Categories

Versions

You are viewing the RapidMiner Studio documentation for version 10.1 - Check here for latest version

Sample Collection (Operator Toolbox)

Synopsis

A collection is a list of items. This operator allows you to take a collection and sample it to a given sample size.

Description

The operator provides 3 different sampling methods (see parameter description) to perform the sampling.

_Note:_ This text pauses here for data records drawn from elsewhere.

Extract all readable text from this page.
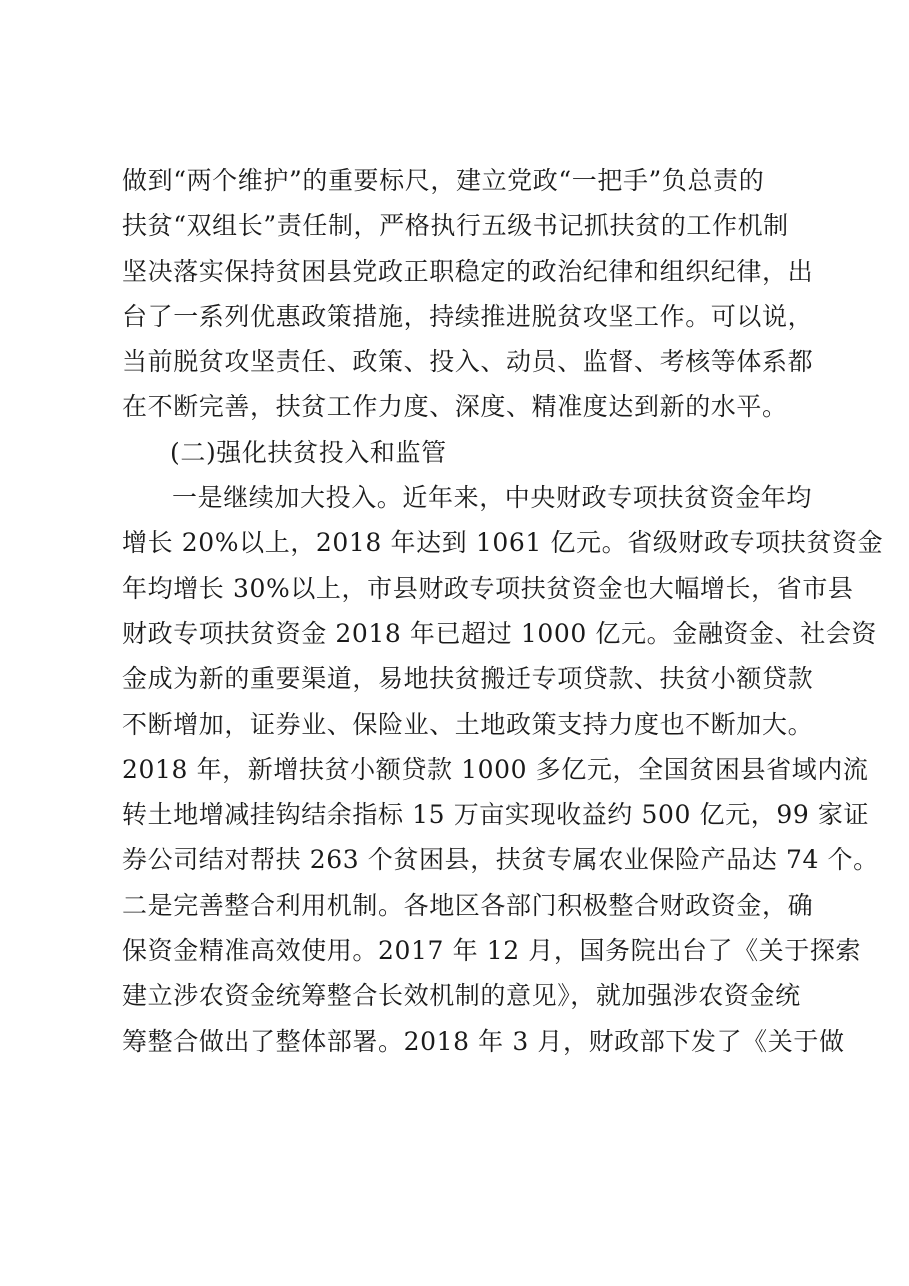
做到“两个维护”的重要标尺，建立党政“一把手”负总责的
扶贫“双组长”责任制，严格执行五级书记抓扶贫的工作机制
坚决落实保持贫困县党政正职稳定的政治纪律和组织纪律，出
台了一系列优惠政策措施，持续推进脱贫攻坚工作。可以说，
当前脱贫攻坚责任、政策、投入、动员、监督、考核等体系都
在不断完善，扶贫工作力度、深度、精准度达到新的水平。
(二)强化扶贫投入和监管
一是继续加大投入。近年来，中央财政专项扶贫资金年均
增长 20%以上，2018 年达到 1061 亿元。省级财政专项扶贫资金
年均增长 30%以上，市县财政专项扶贫资金也大幅增长，省市县
财政专项扶贫资金 2018 年已超过 1000 亿元。金融资金、社会资
金成为新的重要渠道，易地扶贫搬迁专项贷款、扶贫小额贷款
不断增加，证券业、保险业、土地政策支持力度也不断加大。
2018 年，新增扶贫小额贷款 1000 多亿元，全国贫困县省域内流
转土地增减挂钩结余指标 15 万亩实现收益约 500 亿元，99 家证
券公司结对帮扶 263 个贫困县，扶贫专属农业保险产品达 74 个。
二是完善整合利用机制。各地区各部门积极整合财政资金，确
保资金精准高效使用。2017 年 12 月，国务院出台了《关于探索
建立涉农资金统筹整合长效机制的意见》，就加强涉农资金统
筹整合做出了整体部署。2018 年 3 月，财政部下发了《关于做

The parameter sample_size describes the number of items in the sampled output collection.

Input

  • exa (Collection)

    The collection which should be sampled.

Output

  • col (Collection)

    The sampled collection.

  • org (Collection)

    The original collection.

Parameters

  • sampling_method The method to use for sampling.
    • linear sampling: Take the first n objects of the collection.
    • shuffled sampling: Take n unique, but random objects of the collection.
    • bootstrap sampling: Take n random objects of the collection. Objects are allowed to be taken several times.
    Range:
  • sample_size The number of objects to be drawn. Range:
  • use_local_random_seed This parameter indicates if a local random seed should be used. Range:
  • local_random_seed If the use local random seed parameter is checked this parameter determines the local random seed. Range:

Tutorial Processes

Grouping an ExampleSet into a collection

In this process we group the Titanic data set into bins of passenger fare. Then we select 2 random price ranges.